R and I went for a walk at Charlecote this morning, where the weather was glorious. The fallow bucks are shedding their antlers, and the does (many of them pregnant) are gathering in bigger groups than I’ve ever seen before. The heronry was well staffed with slightly frazzled-looking adult birds, and if you check out my extra you should be able to see that at least one nest has already produced a couple of chicks. And down at the river I spotted a small wader, which I couldn’t identify until I was able to enlarge my photos back at home, when it turned out to be a common sandpiper – a bird I’ve never seen on the Avon before.
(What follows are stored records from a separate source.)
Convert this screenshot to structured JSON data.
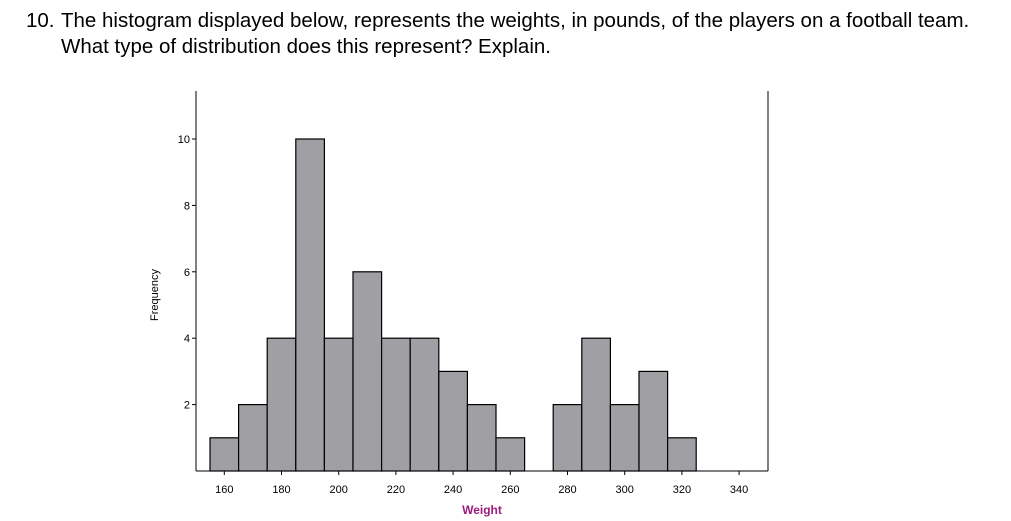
{
  "question": {
    "number": "10.",
    "text": "The histogram displayed below, represents the weights, in pounds, of the players on a football team. What type of distribution does this represent? Explain."
  },
  "chart_data": {
    "type": "bar",
    "subtype": "histogram",
    "title": "",
    "xlabel": "Weight",
    "ylabel": "Frequency",
    "bin_width": 10,
    "bins": [
      {
        "start": 155,
        "end": 165,
        "count": 1
      },
      {
        "start": 165,
        "end": 175,
        "count": 2
      },
      {
        "start": 175,
        "end": 185,
        "count": 4
      },
      {
        "start": 185,
        "end": 195,
        "count": 10
      },
      {
        "start": 195,
        "end": 205,
        "count": 4
      },
      {
        "start": 205,
        "end": 215,
        "count": 6
      },
      {
        "start": 215,
        "end": 225,
        "count": 4
      },
      {
        "start": 225,
        "end": 235,
        "count": 4
      },
      {
        "start": 235,
        "end": 245,
        "count": 3
      },
      {
        "start": 245,
        "end": 255,
        "count": 2
      },
      {
        "start": 255,
        "end": 265,
        "count": 1
      },
      {
        "start": 265,
        "end": 275,
        "count": 0
      },
      {
        "start": 275,
        "end": 285,
        "count": 2
      },
      {
        "start": 285,
        "end": 295,
        "count": 4
      },
      {
        "start": 295,
        "end": 305,
        "count": 2
      },
      {
        "start": 305,
        "end": 315,
        "count": 3
      },
      {
        "start": 315,
        "end": 325,
        "count": 1
      }
    ],
    "xlim": [
      150,
      350
    ],
    "ylim": [
      0,
      11
    ],
    "x_ticks": [
      160,
      180,
      200,
      220,
      240,
      260,
      280,
      300,
      320,
      340
    ],
    "y_ticks": [
      2,
      4,
      6,
      8,
      10
    ],
    "grid": false,
    "colors": {
      "bar_fill": "#a0a0a4",
      "bar_stroke": "#000000",
      "xlabel": "#9b1b7e"
    }
  }
}
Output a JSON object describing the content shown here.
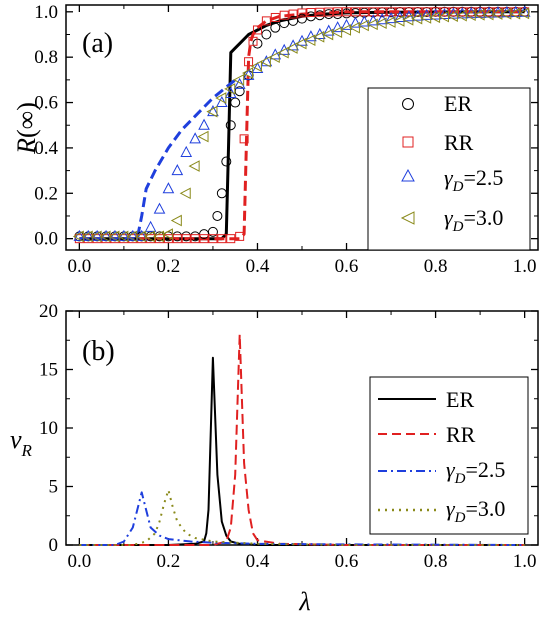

This afternoon R and I were working on different sections of the garden when he called to tell me that he’d found another honeysuckle sawfly – which, of course, was all the excuse I needed to down tools and grab the camera. He’d disturbed it while weeding, and because it didn’t immediately fly away he was worried that he might have damaged it with the trowel. Sadly it is damaged, though I’m sure R isn’t responsible: its right hind wing is deformed, and looks crushed and almost crystalline, which seems most likely to have happened during pupation or on emergence. The consequence for the sawfly is that it’s grounded – it did try to fly away, but couldn’t achieve lift with just three working wings. If nothing predates it, there’s no reason why it shouldn’t live out its allotted span (which is probably only around a week anyway) in this undergrowth, feeding on the ground ivy, but the chance of it reproducing is surely remote.
There were plenty of happier insects around the garden this afternoon, including the first Green-veined White butterfly I’ve seen this year. I also had fly-pasts from a Brimstone, a couple of Holly Blues, and a male Orange Tip, which I’d love to think was this one paying us a return visit.